It is well-known that cats can easily be trained to use a litter box. What is less known, however, is why they place litter over their waste. Why do cats cover their pee? Why do they bury their poop? Learn why in this short article.
Cats are exceptionally clean animals. This is not the only reason that they bury their waste, though. All cats instinctively cover their waste. This includes wild cats, too. Although they don’t have litter in the wild, dirt, sand, and soil all work well to cover excrement. This instinct derives from the use of urine and feces to mark territory. A unique combination of scent markers called pheromones are characteristic of each individual cat’s feces. So while all cat poop probably smells the same to you, cats can identify one another by the way their poop smells.
Dominant cats like lions, tigers, and leopards do not always cover their feces, instead leaving it uncovered to mark their territory. Other cats further down the food chain usually do bury their waste in order to not appear as a threat to more dominant cats. Moreover, cats of all sorts bury their waste so as to not attract predators since burying something decreases its smell. Domestic cats know that they depend on humans to survive and are not the most dominant in a household, which is why they too cover their poop and pee. Burying waste may also serve to decrease the prevalence of parasites, thereby reducing the chance of contracting a parasite-borne illness.
You may find that your cat does not always bury their waste. In rare cases, this may be because they feel that they are the dominant animal in a household. Sometimes it happens because of an underlying health condition. For instance, stomach problems or urinary tract infections can contribute to a cat not covering their waste. Your cat may be going blind and cannot see its box clearly.
In older cats, arthritis may make it painful to use a litter box. Similarly, a cat that has recently been declawed or has a paw injury might find that spending time in a litter box or burying their waste hurts. For cats with arthritis or a paw injury, consider investing in a litter box that has at least one low side so they can easily enter and exit.
A lack of thorough training may also lead to your cat not burying their excrement. Kittens learn how to use a litter box by watching their mother, so if they are separated from their mother at a young age, they may need some extra help learning how to use a litter box properly.
Other possible reasons for this issue is the fact that your cat might just feel lazy. Or maybe, the litter box is too dirty or too small, or they don’t like the type of litter in their box. To make sure your cat’s litter box is long enough, check that it can accommodate the full length of your cat when they are lying down. You should clear a litter box of waste daily, and change all of the litter out around every two weeks. Be cognizant of any changes in a cat’s behavior after switching the type of litter used in their box. Alternatively, your unspayed cat may be in heat, at which time they will mark their territory with urine in multiple places.

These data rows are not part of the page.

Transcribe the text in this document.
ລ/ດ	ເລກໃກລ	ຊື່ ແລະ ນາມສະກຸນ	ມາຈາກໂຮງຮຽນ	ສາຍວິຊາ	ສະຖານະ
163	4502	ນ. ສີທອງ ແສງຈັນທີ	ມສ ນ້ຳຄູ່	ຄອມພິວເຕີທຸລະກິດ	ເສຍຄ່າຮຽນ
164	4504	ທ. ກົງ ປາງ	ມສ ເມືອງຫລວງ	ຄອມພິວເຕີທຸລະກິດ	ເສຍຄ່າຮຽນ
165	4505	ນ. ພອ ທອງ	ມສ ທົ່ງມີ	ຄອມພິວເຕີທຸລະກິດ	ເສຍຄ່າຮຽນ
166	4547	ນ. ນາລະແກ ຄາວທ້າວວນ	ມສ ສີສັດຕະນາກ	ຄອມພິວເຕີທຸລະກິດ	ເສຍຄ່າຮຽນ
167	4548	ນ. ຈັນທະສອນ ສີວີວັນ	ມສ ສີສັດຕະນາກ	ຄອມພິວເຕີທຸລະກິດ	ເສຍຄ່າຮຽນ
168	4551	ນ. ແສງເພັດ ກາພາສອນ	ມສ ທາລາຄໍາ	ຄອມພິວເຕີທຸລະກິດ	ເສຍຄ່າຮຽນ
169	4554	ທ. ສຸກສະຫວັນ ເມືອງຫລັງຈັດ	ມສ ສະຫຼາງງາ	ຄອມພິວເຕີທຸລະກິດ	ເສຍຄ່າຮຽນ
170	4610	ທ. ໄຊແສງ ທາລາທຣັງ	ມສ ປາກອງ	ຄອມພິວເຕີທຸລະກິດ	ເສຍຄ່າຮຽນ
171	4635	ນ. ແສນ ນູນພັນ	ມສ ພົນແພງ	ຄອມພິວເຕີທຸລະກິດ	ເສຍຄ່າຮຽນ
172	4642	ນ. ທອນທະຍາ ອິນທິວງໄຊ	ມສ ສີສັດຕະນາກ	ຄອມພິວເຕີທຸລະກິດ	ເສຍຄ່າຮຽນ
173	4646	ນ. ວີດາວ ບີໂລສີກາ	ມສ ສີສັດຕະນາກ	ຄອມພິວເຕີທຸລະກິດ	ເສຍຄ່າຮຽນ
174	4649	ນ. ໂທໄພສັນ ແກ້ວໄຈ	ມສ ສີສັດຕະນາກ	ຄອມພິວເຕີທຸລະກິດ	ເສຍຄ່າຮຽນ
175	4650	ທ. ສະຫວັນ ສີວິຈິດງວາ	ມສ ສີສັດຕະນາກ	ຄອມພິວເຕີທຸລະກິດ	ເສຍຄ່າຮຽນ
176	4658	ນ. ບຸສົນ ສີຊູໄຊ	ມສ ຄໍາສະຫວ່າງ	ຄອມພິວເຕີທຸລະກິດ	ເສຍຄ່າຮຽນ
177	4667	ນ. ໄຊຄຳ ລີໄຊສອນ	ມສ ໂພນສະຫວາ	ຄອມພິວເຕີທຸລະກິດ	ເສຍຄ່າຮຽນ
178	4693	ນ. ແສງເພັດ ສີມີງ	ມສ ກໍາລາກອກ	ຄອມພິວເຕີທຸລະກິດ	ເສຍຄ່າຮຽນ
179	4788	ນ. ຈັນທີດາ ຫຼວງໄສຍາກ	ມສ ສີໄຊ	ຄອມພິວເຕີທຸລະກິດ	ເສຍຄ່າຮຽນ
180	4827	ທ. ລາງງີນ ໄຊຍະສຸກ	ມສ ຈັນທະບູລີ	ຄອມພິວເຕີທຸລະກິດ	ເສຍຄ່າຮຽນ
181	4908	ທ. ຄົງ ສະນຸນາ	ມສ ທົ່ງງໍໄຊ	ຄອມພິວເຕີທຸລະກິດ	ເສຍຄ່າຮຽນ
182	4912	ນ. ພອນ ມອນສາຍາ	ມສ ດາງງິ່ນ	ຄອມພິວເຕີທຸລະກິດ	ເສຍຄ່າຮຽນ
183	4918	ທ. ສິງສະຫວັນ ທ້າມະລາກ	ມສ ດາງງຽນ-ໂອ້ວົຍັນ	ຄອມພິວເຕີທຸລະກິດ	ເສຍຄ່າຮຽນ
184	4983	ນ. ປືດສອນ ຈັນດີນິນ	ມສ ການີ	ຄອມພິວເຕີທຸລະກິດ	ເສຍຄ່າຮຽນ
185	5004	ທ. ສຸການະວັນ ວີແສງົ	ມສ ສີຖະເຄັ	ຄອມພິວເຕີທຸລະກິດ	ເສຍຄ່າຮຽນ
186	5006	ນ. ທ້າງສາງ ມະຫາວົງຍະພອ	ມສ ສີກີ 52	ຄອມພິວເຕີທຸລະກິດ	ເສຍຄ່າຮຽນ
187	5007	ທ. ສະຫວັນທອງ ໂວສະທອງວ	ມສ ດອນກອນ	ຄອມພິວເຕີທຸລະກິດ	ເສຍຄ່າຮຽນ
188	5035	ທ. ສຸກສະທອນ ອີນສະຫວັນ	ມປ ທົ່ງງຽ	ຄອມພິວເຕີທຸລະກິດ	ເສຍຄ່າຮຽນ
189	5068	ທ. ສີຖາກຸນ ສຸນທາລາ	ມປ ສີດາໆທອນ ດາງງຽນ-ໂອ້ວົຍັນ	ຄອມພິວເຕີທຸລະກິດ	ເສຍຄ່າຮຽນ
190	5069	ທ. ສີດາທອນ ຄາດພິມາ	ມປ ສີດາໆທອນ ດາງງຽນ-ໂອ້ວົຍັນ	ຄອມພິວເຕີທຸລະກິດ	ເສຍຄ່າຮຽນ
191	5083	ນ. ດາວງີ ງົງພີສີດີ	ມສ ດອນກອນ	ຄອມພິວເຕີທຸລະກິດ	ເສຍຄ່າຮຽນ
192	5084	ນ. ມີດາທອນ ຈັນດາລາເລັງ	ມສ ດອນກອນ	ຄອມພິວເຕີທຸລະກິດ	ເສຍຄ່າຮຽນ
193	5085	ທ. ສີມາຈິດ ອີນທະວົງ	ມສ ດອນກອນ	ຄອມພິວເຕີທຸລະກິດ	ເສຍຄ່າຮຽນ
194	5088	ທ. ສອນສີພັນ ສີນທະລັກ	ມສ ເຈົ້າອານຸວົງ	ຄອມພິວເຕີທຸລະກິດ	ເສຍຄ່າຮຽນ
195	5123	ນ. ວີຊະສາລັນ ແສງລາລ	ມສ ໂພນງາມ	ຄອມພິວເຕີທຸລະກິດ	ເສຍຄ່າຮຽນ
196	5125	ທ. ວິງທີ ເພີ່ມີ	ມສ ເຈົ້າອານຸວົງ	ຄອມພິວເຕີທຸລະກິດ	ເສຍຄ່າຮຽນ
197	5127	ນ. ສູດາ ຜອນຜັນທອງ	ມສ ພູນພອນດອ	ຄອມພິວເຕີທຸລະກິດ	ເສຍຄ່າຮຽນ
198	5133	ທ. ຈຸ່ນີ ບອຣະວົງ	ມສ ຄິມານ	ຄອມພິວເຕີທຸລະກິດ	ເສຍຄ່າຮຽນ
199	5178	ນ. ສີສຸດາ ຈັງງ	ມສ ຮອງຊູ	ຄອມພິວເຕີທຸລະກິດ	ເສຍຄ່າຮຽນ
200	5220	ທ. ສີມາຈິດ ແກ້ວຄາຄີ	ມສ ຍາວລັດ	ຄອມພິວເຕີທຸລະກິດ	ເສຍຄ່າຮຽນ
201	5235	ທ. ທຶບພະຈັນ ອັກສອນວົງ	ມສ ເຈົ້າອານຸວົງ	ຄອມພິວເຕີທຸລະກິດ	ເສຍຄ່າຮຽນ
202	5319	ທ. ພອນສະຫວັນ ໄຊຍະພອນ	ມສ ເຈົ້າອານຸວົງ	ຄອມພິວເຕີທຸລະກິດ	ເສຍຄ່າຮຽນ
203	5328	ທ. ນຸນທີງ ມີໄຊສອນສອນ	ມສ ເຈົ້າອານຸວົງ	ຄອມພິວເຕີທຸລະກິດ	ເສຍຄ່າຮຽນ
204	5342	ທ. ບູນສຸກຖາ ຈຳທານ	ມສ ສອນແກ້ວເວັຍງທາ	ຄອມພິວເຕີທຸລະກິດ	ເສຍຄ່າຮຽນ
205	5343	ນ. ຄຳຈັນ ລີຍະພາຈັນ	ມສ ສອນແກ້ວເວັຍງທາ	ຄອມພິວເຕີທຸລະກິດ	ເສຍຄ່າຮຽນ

In a multi-cat household, one cat may feel dominant over the others and the need to establish that hierarchy. You might be able to dissolve that hierarchy by providing your cats with multiple litter boxes, spaced throughout your home, to give each cat their own personal territory.
If your cat is regularly not covering their waste or eliminating outside of his or her litter box altogether, you should seek advice from a veterinarian. They will work with you to determine if a medical problem is at play, and will also suggest other methods for solving the problem.
Now you know why cats cover their waste and steps to take if they don’t. You can use your newfound knowledge to help fellow cat owners, too!